I'm not sure the analogy is apt, because the whole point of the Monty Hall problem is that no new information is supplied by Monty's opening the door with the goat. To understand, it's important to state the problem correctly. You wrote:

Then, the game show host, Monty, who knows what’s behind each door, opens another, revealing one of the goats.

The correct formulation, i.e. the one that makes switching the right strategy, is this:

Then, the game show host, Monty, who knows what’s behind each door, opens another that hides a goat, a move that you know he will make.

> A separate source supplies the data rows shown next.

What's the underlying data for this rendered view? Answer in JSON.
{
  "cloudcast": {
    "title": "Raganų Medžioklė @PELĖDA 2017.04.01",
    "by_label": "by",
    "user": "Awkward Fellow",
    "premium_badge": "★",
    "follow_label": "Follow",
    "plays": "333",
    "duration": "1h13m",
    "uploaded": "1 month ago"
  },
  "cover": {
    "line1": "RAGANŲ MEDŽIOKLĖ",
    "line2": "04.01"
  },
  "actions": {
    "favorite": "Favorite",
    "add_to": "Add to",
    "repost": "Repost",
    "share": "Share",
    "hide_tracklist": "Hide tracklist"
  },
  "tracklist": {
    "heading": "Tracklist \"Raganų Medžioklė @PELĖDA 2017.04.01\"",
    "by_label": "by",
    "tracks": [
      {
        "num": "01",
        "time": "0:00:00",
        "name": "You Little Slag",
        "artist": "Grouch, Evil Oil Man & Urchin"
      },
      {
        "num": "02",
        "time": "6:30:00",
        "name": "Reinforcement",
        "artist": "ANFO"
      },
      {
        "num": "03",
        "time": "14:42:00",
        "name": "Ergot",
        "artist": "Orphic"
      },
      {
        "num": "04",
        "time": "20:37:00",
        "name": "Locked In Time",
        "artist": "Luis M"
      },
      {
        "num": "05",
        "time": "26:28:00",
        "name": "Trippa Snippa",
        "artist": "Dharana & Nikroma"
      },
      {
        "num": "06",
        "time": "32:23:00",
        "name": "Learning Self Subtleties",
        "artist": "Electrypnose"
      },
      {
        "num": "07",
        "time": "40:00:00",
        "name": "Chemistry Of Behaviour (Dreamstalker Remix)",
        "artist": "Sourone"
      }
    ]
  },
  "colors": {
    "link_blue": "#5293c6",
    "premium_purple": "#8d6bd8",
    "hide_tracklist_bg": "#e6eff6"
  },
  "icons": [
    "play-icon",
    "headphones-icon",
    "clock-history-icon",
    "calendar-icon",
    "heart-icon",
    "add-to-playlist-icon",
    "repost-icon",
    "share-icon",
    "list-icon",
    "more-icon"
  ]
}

Unless the player knows that Monty knows what's behind the doors and always reveals a goat, the player cannot be sure that switching is the right strategy. As far as the player is concerned, Monty may have opened the door at random and randomly revealed a goat. In that case, switching would make no sense. (I'll leave the math to others.) But if the game is fully spelled out, the player learns nothing from Monty's move, because the player already knows that at least one of the two doors has a goat, and finding out which one doesn't help at all.

If the rules are understood, the player is simply being offered the chance to switch from the door he chose to both of the other two doors, a choice he should always make. That he knows that one of the other two doors hides a goat is not "new" information; he already knew that. That's very different from George Soros learning that the Bank of England was about to act.

I don't mean to disparage acting on new information. I'm just saying that the Monty Hall problem is not an example of doing so.